Les espoirs qu’une élection présidentielle en République centrafricaine puisse améliorer la stabilité et la sécurité dans un pays ravagé par des groupes armés ont été minés par le rejet par l’opposition du scrutin – remporté par le président en exercice, François Bozizé –, considéré comme « une mascarade».

« La tenue d’élections transparentes et crédibles était considérée par beaucoup comme un pré-requis pour le pays afin d’obtenir la stabilité, mais avec les fraudes massives commises durant les élections, et des résultats déjà contestés avant la proclamation finale, un retour à la paix sera problématique », a dit à IRIN Nicolas Tiangaye, porte-parole du Collectif des forces du changement (CFC), une coalition qui regroupe aussi plusieurs anciens rebelles.

« Des partenaires extérieurs qui ont soutenu le processus électoral, pas seulement les Nations Unies, n’ont pas été attentifs aux demandes de l’opposition, en particulier en ce qui concerne les listes électorales et les cartes des électeurs.

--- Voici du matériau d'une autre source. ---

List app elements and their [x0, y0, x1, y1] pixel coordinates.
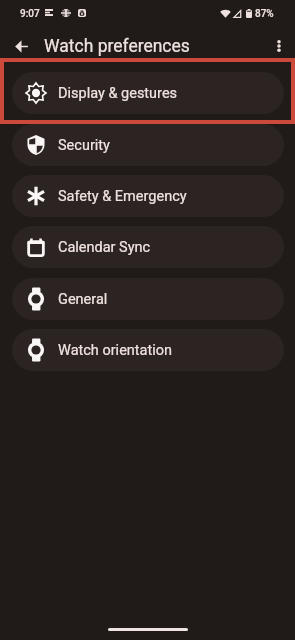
staticText: Display & gestures [58, 85, 178, 102]
button[interactable]: Security [12, 124, 284, 166]
button[interactable]: Display & gestures [12, 72, 284, 114]
button[interactable]: Watch orientation [12, 329, 284, 371]
staticText: Watch preferences [44, 36, 190, 57]
button[interactable]: More options [263, 30, 295, 62]
staticText: Watch orientation [58, 342, 173, 359]
staticText: Safety & Emergency [58, 188, 187, 205]
button[interactable]: General [12, 278, 284, 320]
staticText: General [58, 291, 108, 308]
staticText: 87% [255, 8, 274, 20]
staticText: Security [58, 137, 110, 154]
button[interactable]: Calendar Sync [12, 226, 284, 268]
button[interactable]: Safety & Emergency [12, 175, 284, 217]
staticText: 9:07 [20, 8, 40, 20]
button[interactable]: Navigate up [5, 30, 37, 62]
staticText: Calendar Sync [58, 239, 151, 256]
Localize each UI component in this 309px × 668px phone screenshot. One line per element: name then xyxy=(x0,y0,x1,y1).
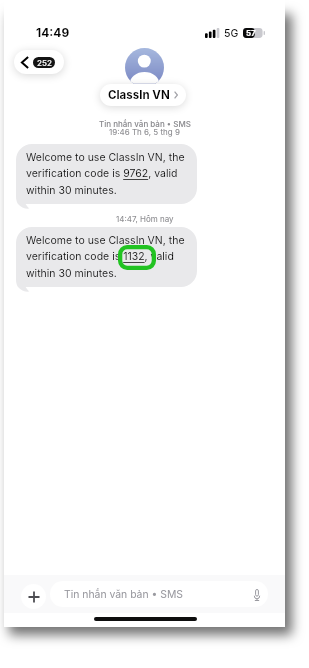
staticText: 57 xyxy=(246,28,256,38)
staticText: Welcome to use ClassIn VN, the verificat… xyxy=(26,151,190,197)
staticText: 5G xyxy=(224,27,239,40)
staticText: ClassIn VN xyxy=(108,88,170,102)
button[interactable]: Contact avatar xyxy=(125,48,164,87)
staticText: Tin nhắn văn bản • SMS xyxy=(99,119,191,129)
button[interactable]: Welcome to use ClassIn VN, the verificat… xyxy=(16,227,197,287)
staticText: 14:49 xyxy=(36,25,70,40)
button[interactable]: More options xyxy=(21,584,46,609)
staticText: 19:46 Th 6, 5 thg 9 xyxy=(109,127,180,137)
button[interactable]: Tin nhắn văn bản • SMS xyxy=(50,581,268,607)
staticText: Welcome to use ClassIn VN, the verificat… xyxy=(26,234,190,280)
button[interactable]: ClassIn VN xyxy=(100,84,186,106)
button[interactable]: Back, 252 unread xyxy=(14,50,64,74)
button[interactable]: Welcome to use ClassIn VN, the verificat… xyxy=(16,144,197,204)
staticText: 14:47, Hôm nay xyxy=(116,214,174,224)
staticText: 252 xyxy=(37,58,52,68)
staticText: Tin nhắn văn bản • SMS xyxy=(64,588,183,601)
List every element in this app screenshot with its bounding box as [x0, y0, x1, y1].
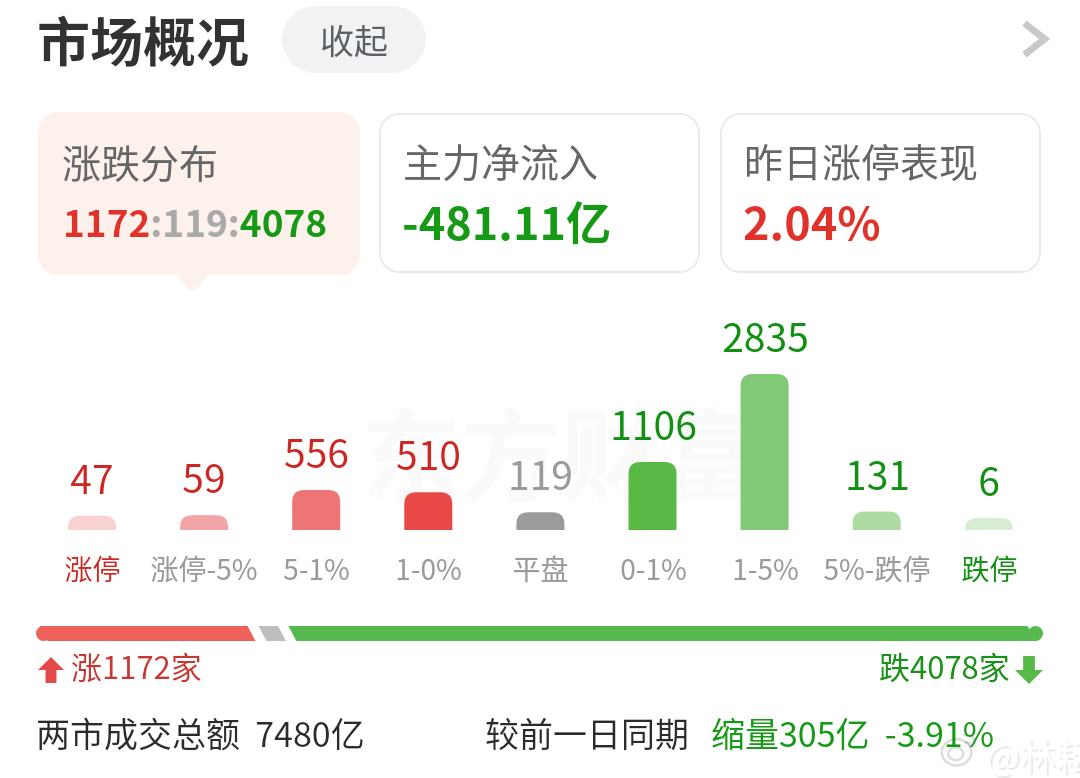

Ils n’ont pas été à la hauteur de l’espoir de la RCA », a-t-il expliqué.

« Il sera très difficile de tourner la page de l’instabilité politique dans le pays sans dialogue [avec les groupes rebelles] et sans l’achèvement du désarmement et du processus de réintégration. Cela est nécessaire pour assurer la paix », a-t-il ajouté.

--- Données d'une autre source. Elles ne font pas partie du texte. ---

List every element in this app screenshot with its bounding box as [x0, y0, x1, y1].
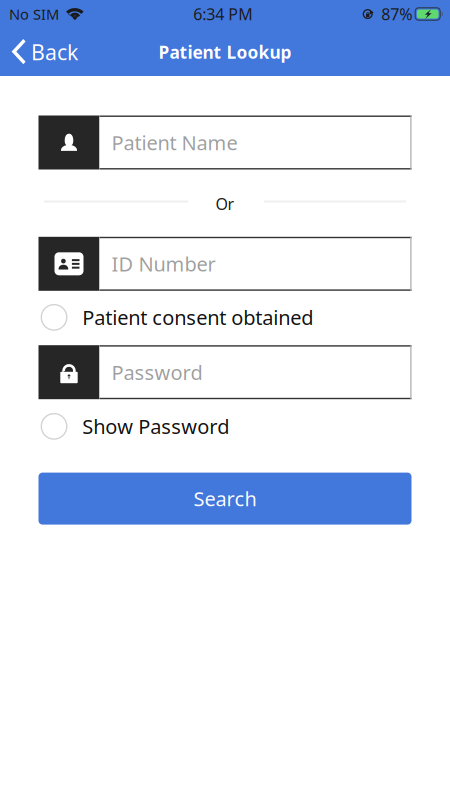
- staticText: Patient Lookup: [158, 40, 292, 64]
- button[interactable]: Show Password: [38, 407, 412, 447]
- staticText: ID Number: [112, 250, 216, 277]
- staticText: Back: [31, 38, 78, 66]
- button[interactable]: Back: [0, 28, 92, 76]
- button[interactable]: ID Number: [38, 237, 412, 291]
- staticText: Patient Name: [112, 129, 238, 156]
- staticText: 6:34 PM: [193, 3, 253, 25]
- button[interactable]: Patient Name: [38, 116, 412, 170]
- button[interactable]: Search: [38, 473, 412, 525]
- staticText: Password: [112, 359, 202, 386]
- button[interactable]: Patient consent obtained: [38, 298, 412, 338]
- button[interactable]: Password: [38, 345, 412, 399]
- staticText: Patient consent obtained: [82, 304, 313, 331]
- staticText: Or: [216, 193, 234, 214]
- staticText: Show Password: [82, 413, 229, 440]
- staticText: No SIM: [9, 4, 59, 24]
- staticText: Search: [194, 485, 256, 512]
- staticText: 87%: [381, 3, 412, 25]
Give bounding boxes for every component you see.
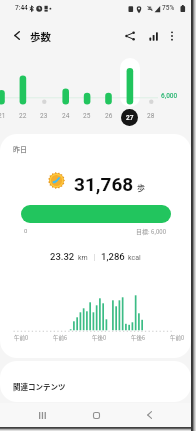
staticText: 22 [19, 112, 27, 120]
button[interactable]: Home [84, 403, 108, 427]
staticText: 23 [40, 112, 48, 120]
staticText: 1,286 [101, 251, 125, 262]
staticText: 28 [147, 112, 155, 120]
staticText: 昨日 [13, 144, 27, 154]
staticText: 21 [0, 112, 6, 120]
staticText: 23.32 [50, 251, 75, 262]
button[interactable]: Day 27 selected [120, 58, 140, 107]
staticText: km [78, 254, 88, 262]
staticText: 24 [62, 112, 70, 120]
staticText: 歩数 [30, 29, 51, 44]
button[interactable]: Statistics [144, 26, 163, 45]
staticText: 午後6 [131, 334, 146, 342]
staticText: 午後0 [92, 334, 107, 342]
staticText: 歩 [137, 182, 145, 194]
button[interactable]: Recent apps [30, 403, 54, 427]
button[interactable]: Back [7, 26, 26, 45]
staticText: 午前0 [170, 334, 185, 342]
button[interactable]: Share [120, 26, 139, 45]
staticText: kcal [128, 254, 141, 262]
staticText: 0 [24, 227, 28, 234]
button[interactable]: Back [137, 403, 161, 427]
staticText: 75% [162, 4, 175, 12]
staticText: 午前0 [14, 334, 29, 342]
button[interactable]: Progress 31768 of 6000 steps [21, 205, 171, 223]
button[interactable]: More options [162, 26, 181, 45]
staticText: 7:44 [15, 4, 28, 12]
staticText: 25 [83, 112, 91, 120]
staticText: 26 [105, 112, 113, 120]
staticText: 27 [126, 114, 134, 122]
staticText: 午前6 [53, 334, 68, 342]
staticText: 目標: 6,000 [136, 227, 167, 236]
staticText: 31,768 [74, 173, 134, 195]
staticText: 関連コンテンツ [13, 381, 66, 392]
staticText: 6,000 [161, 92, 178, 100]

La Commission électorale indépendante a dit le 1er février que M. Bozizé, qui est arrivé au pouvoir lors d’un coup d’état militaire en 2003, avait remporté cette élection deux fois reportée, et qui s’est tenue le 23 janvier, avec 66 pour cent des votes.

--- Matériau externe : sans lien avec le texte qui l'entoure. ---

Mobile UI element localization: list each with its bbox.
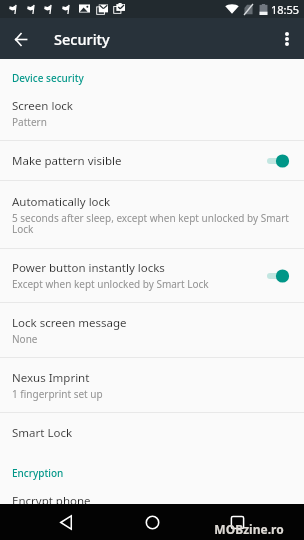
button[interactable]: Lock screen message	[0, 303, 304, 357]
button[interactable]: Automatically lock	[0, 181, 304, 248]
button[interactable]: Nexus Imprint	[0, 358, 304, 412]
staticText: Security	[54, 29, 110, 49]
button[interactable]: Home	[138, 507, 166, 537]
staticText: 18:55	[271, 2, 300, 17]
staticText: Device security	[12, 71, 84, 85]
staticText: Automatically lock	[12, 194, 111, 210]
staticText: Pattern	[12, 115, 47, 129]
button[interactable]: Screen lock	[0, 96, 304, 140]
staticText: Screen lock	[12, 98, 74, 114]
staticText: Lock screen message	[12, 315, 127, 331]
button[interactable]: Navigate up	[6, 24, 36, 54]
button[interactable]: Make pattern visible	[0, 141, 304, 180]
button[interactable]: Recent apps	[223, 507, 251, 537]
staticText: 5 seconds after sleep, except when kept …	[12, 211, 292, 236]
button[interactable]: More options	[272, 24, 302, 54]
staticText: 1 fingerprint set up	[12, 387, 103, 401]
button[interactable]: Toggle	[262, 264, 294, 288]
staticText: Nexus Imprint	[12, 370, 90, 386]
staticText: Encryption	[12, 466, 64, 480]
button[interactable]: Smart Lock	[0, 413, 304, 453]
button[interactable]: Toggle	[262, 149, 294, 173]
button[interactable]: Back	[52, 507, 80, 537]
staticText: None	[12, 332, 38, 346]
staticText: Encrypt phone	[12, 493, 91, 504]
staticText: Smart Lock	[12, 425, 73, 441]
button[interactable]: Encrypt phone	[0, 493, 304, 504]
staticText: Power button instantly locks	[12, 260, 165, 276]
button[interactable]: Power button instantly locks	[0, 249, 304, 302]
staticText: Except when kept unlocked by Smart Lock	[12, 277, 209, 291]
staticText: MOBzine.ro	[214, 521, 284, 537]
staticText: Make pattern visible	[12, 153, 122, 169]
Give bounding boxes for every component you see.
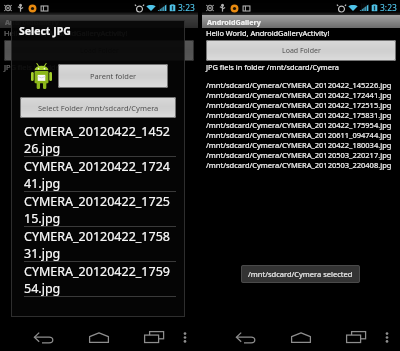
staticText: AndroidGallery [207,17,261,27]
button[interactable]: Select Folder /mnt/sdcard/Cymera [20,97,176,118]
staticText: 54.jpg [24,280,61,297]
button[interactable]: CYMERA_20120422_1759 [24,262,178,297]
staticText: CYMERA_20120422_1452 [24,123,170,140]
staticText: /mnt/sdcard/Cymera selected [248,269,353,279]
staticText: 41.jpg [24,175,61,192]
staticText: Select JPG [19,24,71,38]
staticText: /mnt/sdcard/Cymera/CYMERA_20120422_14522… [206,80,392,90]
staticText: CYMERA_20120422_1759 [24,263,170,280]
button[interactable]: Back [30,325,58,349]
staticText: Hello World, AndroidGalleryActivity! [206,28,330,37]
staticText: CYMERA_20120422_1724 [24,158,170,175]
button[interactable]: More options [378,326,396,348]
staticText: 15.jpg [24,210,61,227]
staticText: Parent folder [90,71,137,81]
button[interactable]: Recent apps [342,325,370,349]
button[interactable]: Home [287,325,315,349]
staticText: Select Folder /mnt/sdcard/Cymera [38,103,159,113]
button[interactable]: CYMERA_20120422_1758 [24,227,178,262]
staticText: /mnt/sdcard/Cymera/CYMERA_20120611_09474… [206,130,392,140]
button[interactable]: Load Folder [206,40,396,61]
staticText: /mnt/sdcard/Cymera/CYMERA_20120422_18003… [206,140,392,150]
button[interactable]: Recent apps [140,325,168,349]
staticText: JPG fiels in folder /mnt/sdcard/Cymera [206,62,339,72]
staticText: CYMERA_20120422_1725 [24,193,170,210]
button[interactable]: Home [85,325,113,349]
button[interactable]: More options [176,326,194,348]
staticText: /mnt/sdcard/Cymera/CYMERA_20120422_17251… [206,100,392,110]
staticText: Load Folder [282,46,321,56]
button[interactable]: CYMERA_20120422_1724 [24,157,178,192]
staticText: CYMERA_20120422_1758 [24,228,170,245]
staticText: /mnt/sdcard/Cymera/CYMERA_20120503_22040… [206,160,392,170]
staticText: JPG fiels in folder /mnt/sdcard/Cymera [4,62,137,72]
staticText: 26.jpg [24,140,61,157]
staticText: /mnt/sdcard/Cymera/CYMERA_20120422_17244… [206,90,392,100]
staticText: /mnt/sdcard/Cymera/CYMERA_20120422_17583… [206,110,392,120]
button[interactable]: CYMERA_20120422_1725 [24,192,178,227]
staticText: /mnt/sdcard/Cymera/CYMERA_20120422_17595… [206,120,392,130]
button[interactable]: Parent folder [58,64,168,88]
staticText: 31.jpg [24,245,61,262]
staticText: Hello World, AndroidGalleryActivity! [4,28,128,37]
staticText: 3:23 [380,2,397,14]
staticText: /mnt/sdcard/Cymera/CYMERA_20120503_22021… [206,150,392,160]
staticText: AndroidGallery [5,17,59,27]
button[interactable]: Load Folder [4,40,194,61]
button[interactable]: CYMERA_20120422_1452 [24,122,178,157]
staticText: 3:23 [178,2,195,14]
button[interactable]: Back [232,325,260,349]
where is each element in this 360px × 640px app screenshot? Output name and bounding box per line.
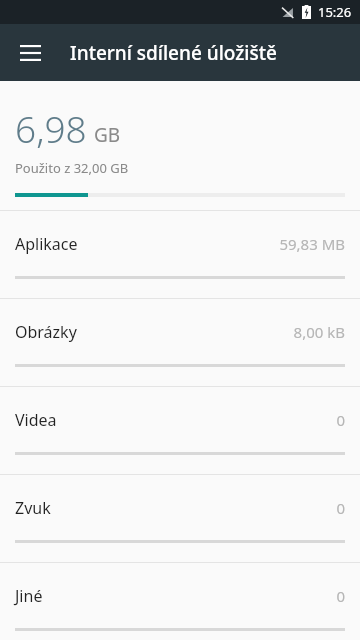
staticText: Použito z 32,00 GB [15,159,129,177]
staticText: 8,00 kB [293,322,345,342]
staticText: 0 [336,586,345,606]
staticText: Interní sdílené úložiště [70,40,277,66]
staticText: Videa [15,409,57,431]
button[interactable]: Jiné [0,562,360,640]
button[interactable]: Zvuk [0,474,360,562]
button[interactable]: Aplikace [0,210,360,298]
staticText: 6,98 [15,103,87,153]
staticText: 15:26 [318,3,352,21]
staticText: GB [94,122,121,148]
staticText: 0 [336,498,345,518]
staticText: 59,83 MB [279,234,345,254]
staticText: 0 [336,410,345,430]
staticText: Obrázky [15,321,77,343]
button[interactable]: Open navigation menu [8,31,52,75]
staticText: Aplikace [15,233,78,255]
staticText: Jiné [15,585,43,607]
button[interactable]: Obrázky [0,298,360,386]
button[interactable]: Videa [0,386,360,474]
staticText: Zvuk [15,497,51,519]
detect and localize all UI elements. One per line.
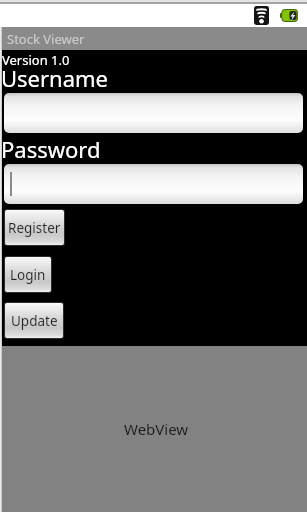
staticText: WebView: [124, 419, 189, 439]
button[interactable]: Update: [5, 303, 63, 338]
staticText: Register: [8, 219, 61, 237]
button[interactable]: [4, 164, 303, 204]
staticText: Login: [10, 266, 46, 284]
other: Battery charging: [280, 9, 298, 22]
staticText: Stock Viewer: [7, 30, 85, 48]
button[interactable]: Stock Viewer: [0, 27, 307, 50]
button[interactable]: Register: [5, 210, 64, 245]
button[interactable]: [4, 93, 303, 133]
button[interactable]: Login: [5, 257, 51, 292]
staticText: Password: [1, 134, 101, 164]
staticText: Version 1.0: [2, 51, 70, 69]
staticText: Update: [11, 312, 58, 330]
other: Wi-Fi signal: [254, 6, 269, 25]
staticText: Username: [1, 63, 109, 93]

Les quatre rivaux de M. Bozizé ont rejeté la validité des élections, en dénonçant des fraudes massives. Ange-Félix Patassé, que M. Bozizé a renversé lors du coup d’état de 2003, et qui est arrivé second avec juste un peu plus de 20 pour cent des votes, a dit qu’il déposerait un recours devant la Cour Constitutionnelle.

 Dans une déclaration publiée le 25 janvier par le CFC, l’ancien premier ministre Martin Ziguélé, qui représentait le Mouvement pour la Libération du Peuple Centrafricain, l’ancien ministre de la Défense Jean-Jacques Demafouth (Armée Populaire pour la Restauration de la République et de la Démocratie, d’anciens rebelles qui avaient signé un cessez-le-feu en 2008, mais qui ne sont pas encore désarmés) ; et Emile Gros-Raymond Nakombo (Nouvelle Alliance pour le Progrès) ont demandé que les élections soient annulées parce que les résultats avaient été « frauduleusement manipulés et qu’ils ne reflètent nullement le suffrage des populations à cause de leur caractère non-transparent et non-libre ».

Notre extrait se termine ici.